In Myronivka, toch een grote stad, is het hotel opgeheven. Na veel zoeken en vragen, want niet iedereen weet dat, blijkt er een gastinitsa te zijn, die behoort aan een of andere werkbrigade. De receptiedames, drie man sterk, zijn argwanend en willen ons eigenlijk niet laten overnachten, maar na veel geredeneer krijgen we toch een kamer. De faciliteiten zijn op de gang.... alleen voor heren! 's Ochtends vroeg is er spitsuur en moet Henny op de uitkijk staan totdat het toilet vrij is en ik de hele ruimte, vol pisbakken en wc's, kan afsluiten voor mezelf.
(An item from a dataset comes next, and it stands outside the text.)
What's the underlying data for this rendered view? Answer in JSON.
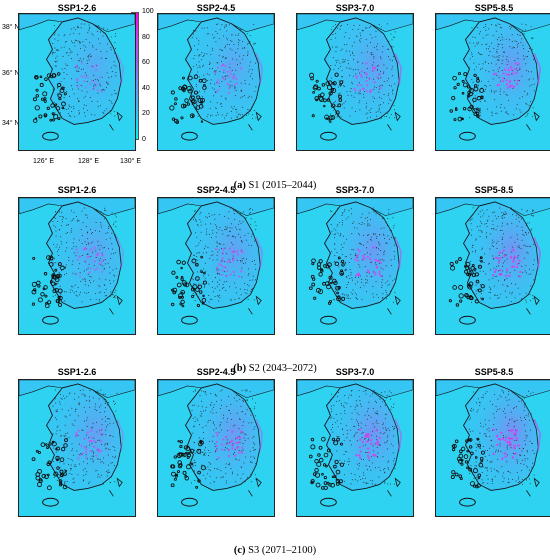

Helemaal vrij van kleine bezoekers waren de bedden ook niet, de nacht had ik krabbend doorgebracht. Dit in tegenstelling tot de andere eenvoudige hotels, die dan wel vaak ouderwets en aftands waren, met scheuren in het behang afgeplakt met plakband en krakkemikkerige wasruimtes, maar schoon waren ze wel.
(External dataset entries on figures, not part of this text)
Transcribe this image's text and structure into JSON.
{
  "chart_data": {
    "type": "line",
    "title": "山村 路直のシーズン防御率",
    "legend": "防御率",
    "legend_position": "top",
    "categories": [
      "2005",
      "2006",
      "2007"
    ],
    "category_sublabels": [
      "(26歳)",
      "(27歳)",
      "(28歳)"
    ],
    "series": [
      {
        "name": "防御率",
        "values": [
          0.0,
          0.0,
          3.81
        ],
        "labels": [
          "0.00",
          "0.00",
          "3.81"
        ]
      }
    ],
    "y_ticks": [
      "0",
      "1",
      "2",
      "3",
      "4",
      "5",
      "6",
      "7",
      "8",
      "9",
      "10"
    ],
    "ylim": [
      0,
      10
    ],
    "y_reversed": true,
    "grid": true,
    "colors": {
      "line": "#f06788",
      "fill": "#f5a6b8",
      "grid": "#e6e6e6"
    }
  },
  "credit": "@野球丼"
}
Bij de Dnjepr aangekomen, is de helft van onze tijd om en daarmee wordt Kaniv ons oostelijkste punt. Het oosten en meer Russchische deel heeft veel zware industrie en is daardoor ook minder leuk om te fietsen. Kiev, de hoofdstad, die niet veel verderop aan de rivier ligt, willen we met de fiets niet betreden, grote steden gaan we meestal met een boog omheen.
Aan de rivier bewonderen we de badende bevolking, die gezien de veelvuldige vetrollen niet aan ondervoeding lijdt. Hun eetlust heeft de bosjes bij de strandjes in een ware vuilnisbelt veranderd, want ook hier heeft de verpakkingsindustrie al toegeslagen. De rivier stroomt statig tussen groene oevers door, maar rokende schoorstenen torenen erboven uit en we testen de waterkwaliteit maar liever niet.

Lange lanen, oude landgoeden.

De terugweg kiezen we wat noordelijker en blijkt heel wat vlakker dan heen, geen diepe doorsnijdingen door riviertjes met hun steile op en neers. Een beetje oostenwind duwt ons heel aangenaam over de lange rechte wegen. Ook hier fietsen we tussen boswallen, die het uitzicht op het landschap wel vaak verhullen, maar dat bestaat toch bijna alleen maar uit gigavelden met graan. Té snel schieten we op en belanden aan het einde van de fietsdag in Bila Tserkva, een grote stad die ons aan China doet denken met eerst kilometers hoogbouw voordat je eindelijk in het centrum bent. Daar is goddank een Leninplein met een hotel, gerenoveerd met een verfje en om een plekje voor de fiets te hebben, smeren ze ons de grootste suitekamer aan. Hoe grootsteeds ook, een internetcafé of bellen naar het buitenland, kunnen we niet vinden.
Landelijk blijft het ook de volgende dagen. Bij een pauze onder wat bomen horen we een wielewaal, die zijn kroost het dideljoo aan het leren is. Bij alle dorpen liggen ganzenvijvers en 's ochtends drijven de koeienhoeders het vee naar de omliggende weiden. Twee dode vossen liggen op de weg, dat is wel bijzonder, maar platgereden honden en katten zien we veelvuldig.
Omdat het hier vlakker is, vinden we gemakkelijker kleinere wegen, wat het fietsen nog landelijker en aangenamer maakt.